Number 10, one block in, was hidden by scaffolding swathed in black plastic netting to avoid tools falling on pedestrians’ heads. It wasn’t the only building undergoing renovation, and when he looked he saw these occasional black masks all the way down the street. He checked the buzzers and pressed the one with parkhall stamped on it. After a moment, a weary “Igen?” sounded over the speaker.
“Mr. Terry Parkhall?”
“Yeah?”
“Sorry to bother you. My name’s Sebastian Hall, and I’m looking into the disappearance of an associate of yours. Henry Gray.

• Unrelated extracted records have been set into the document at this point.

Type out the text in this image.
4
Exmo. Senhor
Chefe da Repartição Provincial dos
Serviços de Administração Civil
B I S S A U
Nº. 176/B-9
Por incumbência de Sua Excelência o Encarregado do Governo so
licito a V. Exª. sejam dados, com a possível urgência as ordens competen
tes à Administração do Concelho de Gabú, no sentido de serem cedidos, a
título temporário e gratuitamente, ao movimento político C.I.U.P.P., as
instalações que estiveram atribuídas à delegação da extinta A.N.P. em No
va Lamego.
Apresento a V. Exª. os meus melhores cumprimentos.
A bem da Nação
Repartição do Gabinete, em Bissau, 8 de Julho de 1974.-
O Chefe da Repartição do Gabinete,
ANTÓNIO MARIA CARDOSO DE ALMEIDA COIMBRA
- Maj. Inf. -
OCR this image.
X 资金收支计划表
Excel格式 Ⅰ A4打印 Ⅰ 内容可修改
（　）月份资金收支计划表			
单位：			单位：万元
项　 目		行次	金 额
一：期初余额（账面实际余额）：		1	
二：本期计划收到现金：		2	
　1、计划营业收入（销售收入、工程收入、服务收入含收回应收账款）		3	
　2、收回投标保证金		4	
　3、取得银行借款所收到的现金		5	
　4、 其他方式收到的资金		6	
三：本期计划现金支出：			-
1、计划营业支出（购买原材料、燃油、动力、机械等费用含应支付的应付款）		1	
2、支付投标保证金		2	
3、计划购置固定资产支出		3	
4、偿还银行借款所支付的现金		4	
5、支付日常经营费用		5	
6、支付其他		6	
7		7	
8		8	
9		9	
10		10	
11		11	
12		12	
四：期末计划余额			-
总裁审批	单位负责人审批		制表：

You think you could spare a minute?”
“You press?”
“No.”
There was a moment of static. “Then what are you?”
“A private investigator. Gray’s aunt, Sybil Erikson, hired me.”
“I didn’t know he had an aunt.”
“A lot of us have them, Mr. Parkhall.”
The heavy front door buzzed, so Milo pushed it open as Parkhall said, “Third floor. Take your time; I’m not dressed yet.”
The stairwell was a mess of dust and chunks of concrete and loose steel pipes left behind by construction workers out for the weekend. He mounted the stairs and tested the railing, but it wouldn’t hold a child if it came to it, so he continued up with his hands clasped behind his back.
He’d settled on the cover story during his walk here. Originally he’d thought that introducing himself as a new freelance journalist would do the trick, but on reflection realized that this would take too long-inevitably the way to greet a newcomer is to take him out and get him roaring drunk, not to answer questions about a missing colleague. Nor would honesty work-this man might have met the previous Milo Weaver, and wouldn’t believe that he had been fooled before. So a private investigator came to mind, and an aunt that would take days for Parkhall to realize didn’t exist.
There were two doors on the third floor, both with barred steel gates on the outside, but only one of these was open, so he stepped up to it and rapped on the wooden door. “Mr. Parkhall?”
From behind him, a male voice. “Wrong way.”
He turned to see a tall, thin man in a robe and pajama pants standing behind the bars opposite, rubbing his disheveled hair. He went to Parkhall as the door he’d knocked on was unlocked and an old woman peered out. “Mi van?”